Ева не была уверена, что означает тихий звук, вырвавшийся у Пибоди: вздох или смешок. Она решила его проигнорировать.
— Спасибо вам за сообщенные сведения… — начала Ева.
— Вы слышали, как кто-то говорил по-французски в ночь убийства? — спросила Пибоди. Ева бросила на нее тоскливый взгляд.
— Их нельзя услышать, девочка. Французы — они же коварные, как змеи. Ева поднялась на ноги.
— Спасибо, миссис Гренц, вы нам очень помогли.
— Нельзя доверять людям, которые едят улиток!
— Да, конечно, мэм. Мы найдем дорогу к выходу. Хильди с широкой ухмылкой встретила их в дверях.
— Чокнутая, но забавная, правда? Миссис Гренц! — Она повысила голос и заглянула в дверь. — Я пойду к себе.
— Бублики мне купила?
— Уже убрала на место. Идите и не оборачивайтесь, — сказала она Еве. — Никогда не знаешь, что еще ей в голову взбредет.

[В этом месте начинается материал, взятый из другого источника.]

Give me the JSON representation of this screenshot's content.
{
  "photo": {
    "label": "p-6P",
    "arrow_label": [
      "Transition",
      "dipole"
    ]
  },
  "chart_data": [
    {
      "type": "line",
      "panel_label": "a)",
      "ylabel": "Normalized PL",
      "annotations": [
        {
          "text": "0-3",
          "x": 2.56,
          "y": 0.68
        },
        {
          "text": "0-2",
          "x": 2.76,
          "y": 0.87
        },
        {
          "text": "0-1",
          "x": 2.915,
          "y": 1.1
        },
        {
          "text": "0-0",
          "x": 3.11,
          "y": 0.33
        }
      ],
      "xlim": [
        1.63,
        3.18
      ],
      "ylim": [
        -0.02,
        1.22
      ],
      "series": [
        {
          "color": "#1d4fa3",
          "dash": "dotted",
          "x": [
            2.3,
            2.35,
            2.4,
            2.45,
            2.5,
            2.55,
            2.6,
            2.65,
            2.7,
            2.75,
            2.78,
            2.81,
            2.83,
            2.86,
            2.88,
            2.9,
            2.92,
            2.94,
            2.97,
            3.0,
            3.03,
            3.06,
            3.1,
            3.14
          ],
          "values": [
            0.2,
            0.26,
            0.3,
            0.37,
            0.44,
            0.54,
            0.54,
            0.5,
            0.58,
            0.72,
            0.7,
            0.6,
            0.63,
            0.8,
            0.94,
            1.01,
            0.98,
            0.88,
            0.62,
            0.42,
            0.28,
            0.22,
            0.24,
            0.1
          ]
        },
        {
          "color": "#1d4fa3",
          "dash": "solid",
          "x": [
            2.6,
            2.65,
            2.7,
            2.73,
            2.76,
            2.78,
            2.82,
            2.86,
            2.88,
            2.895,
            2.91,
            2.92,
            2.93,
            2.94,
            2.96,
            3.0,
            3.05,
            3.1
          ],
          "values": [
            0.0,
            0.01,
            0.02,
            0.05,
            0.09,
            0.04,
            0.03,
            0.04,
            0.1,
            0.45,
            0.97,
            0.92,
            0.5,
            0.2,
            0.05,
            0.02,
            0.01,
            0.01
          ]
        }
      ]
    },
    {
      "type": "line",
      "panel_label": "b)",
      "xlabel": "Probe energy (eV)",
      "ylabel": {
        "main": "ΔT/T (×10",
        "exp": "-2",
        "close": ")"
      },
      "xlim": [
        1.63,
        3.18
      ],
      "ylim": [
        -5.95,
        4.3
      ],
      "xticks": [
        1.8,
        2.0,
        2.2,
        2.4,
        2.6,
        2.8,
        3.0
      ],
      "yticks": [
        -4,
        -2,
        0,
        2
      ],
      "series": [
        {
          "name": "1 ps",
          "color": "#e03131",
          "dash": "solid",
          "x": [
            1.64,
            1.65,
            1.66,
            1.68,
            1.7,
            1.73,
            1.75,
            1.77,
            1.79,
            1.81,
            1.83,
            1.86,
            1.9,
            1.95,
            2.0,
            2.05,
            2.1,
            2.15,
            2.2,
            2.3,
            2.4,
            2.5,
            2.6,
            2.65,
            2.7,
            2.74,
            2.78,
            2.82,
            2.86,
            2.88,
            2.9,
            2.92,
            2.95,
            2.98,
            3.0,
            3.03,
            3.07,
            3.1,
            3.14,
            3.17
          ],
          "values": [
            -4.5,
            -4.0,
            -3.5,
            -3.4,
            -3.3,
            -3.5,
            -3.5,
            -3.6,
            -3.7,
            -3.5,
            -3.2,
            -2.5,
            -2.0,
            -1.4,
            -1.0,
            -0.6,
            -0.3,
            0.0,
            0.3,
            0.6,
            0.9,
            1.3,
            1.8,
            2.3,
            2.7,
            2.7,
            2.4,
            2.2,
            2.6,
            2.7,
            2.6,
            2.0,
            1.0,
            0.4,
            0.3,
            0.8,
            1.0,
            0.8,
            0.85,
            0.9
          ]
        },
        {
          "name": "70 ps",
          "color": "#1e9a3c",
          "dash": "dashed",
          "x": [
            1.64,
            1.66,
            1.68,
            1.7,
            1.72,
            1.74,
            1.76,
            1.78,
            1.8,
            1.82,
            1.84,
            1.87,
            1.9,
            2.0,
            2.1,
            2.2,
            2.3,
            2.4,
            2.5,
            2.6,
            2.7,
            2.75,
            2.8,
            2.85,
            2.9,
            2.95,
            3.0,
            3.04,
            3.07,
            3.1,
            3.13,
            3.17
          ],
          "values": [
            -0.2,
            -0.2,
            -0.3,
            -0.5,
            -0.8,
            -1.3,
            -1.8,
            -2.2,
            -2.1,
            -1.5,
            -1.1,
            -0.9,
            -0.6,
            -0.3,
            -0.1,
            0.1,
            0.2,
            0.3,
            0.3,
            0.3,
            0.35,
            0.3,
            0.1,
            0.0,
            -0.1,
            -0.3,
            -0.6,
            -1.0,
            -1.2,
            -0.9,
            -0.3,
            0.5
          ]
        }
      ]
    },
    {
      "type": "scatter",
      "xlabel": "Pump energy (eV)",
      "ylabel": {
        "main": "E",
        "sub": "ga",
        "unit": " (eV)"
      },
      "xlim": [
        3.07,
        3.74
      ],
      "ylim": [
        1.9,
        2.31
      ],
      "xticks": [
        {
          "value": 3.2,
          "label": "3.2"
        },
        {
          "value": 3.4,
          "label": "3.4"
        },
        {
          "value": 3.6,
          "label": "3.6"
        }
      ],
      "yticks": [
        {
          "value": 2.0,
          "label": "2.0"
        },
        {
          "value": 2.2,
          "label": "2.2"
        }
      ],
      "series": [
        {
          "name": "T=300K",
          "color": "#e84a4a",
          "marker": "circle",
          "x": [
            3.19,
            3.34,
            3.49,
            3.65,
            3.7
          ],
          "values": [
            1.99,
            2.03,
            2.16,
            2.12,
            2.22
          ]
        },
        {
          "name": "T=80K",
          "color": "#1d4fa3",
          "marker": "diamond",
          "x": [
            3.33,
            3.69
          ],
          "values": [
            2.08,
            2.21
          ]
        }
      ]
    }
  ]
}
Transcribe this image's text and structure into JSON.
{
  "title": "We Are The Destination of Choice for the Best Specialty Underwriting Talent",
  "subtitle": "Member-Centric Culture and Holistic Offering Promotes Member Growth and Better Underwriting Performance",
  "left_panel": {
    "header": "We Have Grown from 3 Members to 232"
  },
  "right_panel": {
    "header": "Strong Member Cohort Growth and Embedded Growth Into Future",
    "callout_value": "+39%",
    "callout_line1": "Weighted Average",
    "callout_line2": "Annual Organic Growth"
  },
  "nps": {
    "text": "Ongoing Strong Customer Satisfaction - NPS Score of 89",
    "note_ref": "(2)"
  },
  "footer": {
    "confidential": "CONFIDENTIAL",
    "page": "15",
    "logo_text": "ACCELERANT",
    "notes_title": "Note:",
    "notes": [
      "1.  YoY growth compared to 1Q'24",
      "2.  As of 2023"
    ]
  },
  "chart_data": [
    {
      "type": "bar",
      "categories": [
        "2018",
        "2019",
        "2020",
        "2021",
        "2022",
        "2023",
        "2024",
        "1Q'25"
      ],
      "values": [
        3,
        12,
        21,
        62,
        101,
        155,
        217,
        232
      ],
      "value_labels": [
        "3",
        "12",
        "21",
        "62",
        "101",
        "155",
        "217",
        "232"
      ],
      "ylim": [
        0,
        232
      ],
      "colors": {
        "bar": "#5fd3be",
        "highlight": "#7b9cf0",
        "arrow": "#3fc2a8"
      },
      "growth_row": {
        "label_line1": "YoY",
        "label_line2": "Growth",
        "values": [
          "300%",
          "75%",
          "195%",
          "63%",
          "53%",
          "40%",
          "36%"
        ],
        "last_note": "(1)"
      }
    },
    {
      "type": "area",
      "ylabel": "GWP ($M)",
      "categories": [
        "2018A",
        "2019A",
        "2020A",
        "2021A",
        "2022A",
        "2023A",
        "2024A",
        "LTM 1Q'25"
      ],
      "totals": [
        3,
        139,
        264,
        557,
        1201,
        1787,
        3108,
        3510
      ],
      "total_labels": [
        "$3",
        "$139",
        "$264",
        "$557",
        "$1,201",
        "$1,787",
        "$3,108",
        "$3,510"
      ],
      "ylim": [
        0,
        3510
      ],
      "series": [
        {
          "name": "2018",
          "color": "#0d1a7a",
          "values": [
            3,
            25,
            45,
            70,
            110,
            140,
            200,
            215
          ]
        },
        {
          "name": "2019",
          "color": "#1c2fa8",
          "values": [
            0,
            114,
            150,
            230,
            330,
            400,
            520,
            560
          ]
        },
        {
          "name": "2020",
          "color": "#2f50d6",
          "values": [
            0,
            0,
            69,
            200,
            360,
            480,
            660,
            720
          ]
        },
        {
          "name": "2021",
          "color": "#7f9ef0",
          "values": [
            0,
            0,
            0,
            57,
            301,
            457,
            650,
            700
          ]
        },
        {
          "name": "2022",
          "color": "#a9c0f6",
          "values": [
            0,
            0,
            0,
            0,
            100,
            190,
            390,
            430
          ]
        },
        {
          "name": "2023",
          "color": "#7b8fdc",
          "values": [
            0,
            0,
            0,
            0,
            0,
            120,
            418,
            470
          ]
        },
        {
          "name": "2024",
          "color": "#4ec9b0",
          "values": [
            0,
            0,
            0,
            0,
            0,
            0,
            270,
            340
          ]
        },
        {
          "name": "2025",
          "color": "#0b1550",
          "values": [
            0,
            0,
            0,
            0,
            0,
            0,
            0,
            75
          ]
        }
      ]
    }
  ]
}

— У вас найдется несколько минут, чтобы поговорить с нами, Хильди?
— Без проблем. — Все еще держа хозяйственную сумку, Хильди провела их по коридору вокруг дома к своему собственному входу. — Вообще-то она моя двоюродная прабабушка, но ей хочется, чтобы ее называли миссис Гренц. Мистер умер вот уже лет тридцать назад. Я его никогда не видела.
Ее квартирка располагалась ниже уличного уровня, но казалась жизнерадостной и уютной. На стенах висели прикрепленные кнопками плакаты без рамок, по полу были разбросаны коврики всех цветов радуги.
— Я снимаю у нее эту квартиру. Ну, на самом деле аренду вместо меня выплачивает ее сын, а я неофициально за ней присматриваю. И за домом тоже. Видели, сколько барахла? Это еще что, наверху еще больше. Хотите присесть?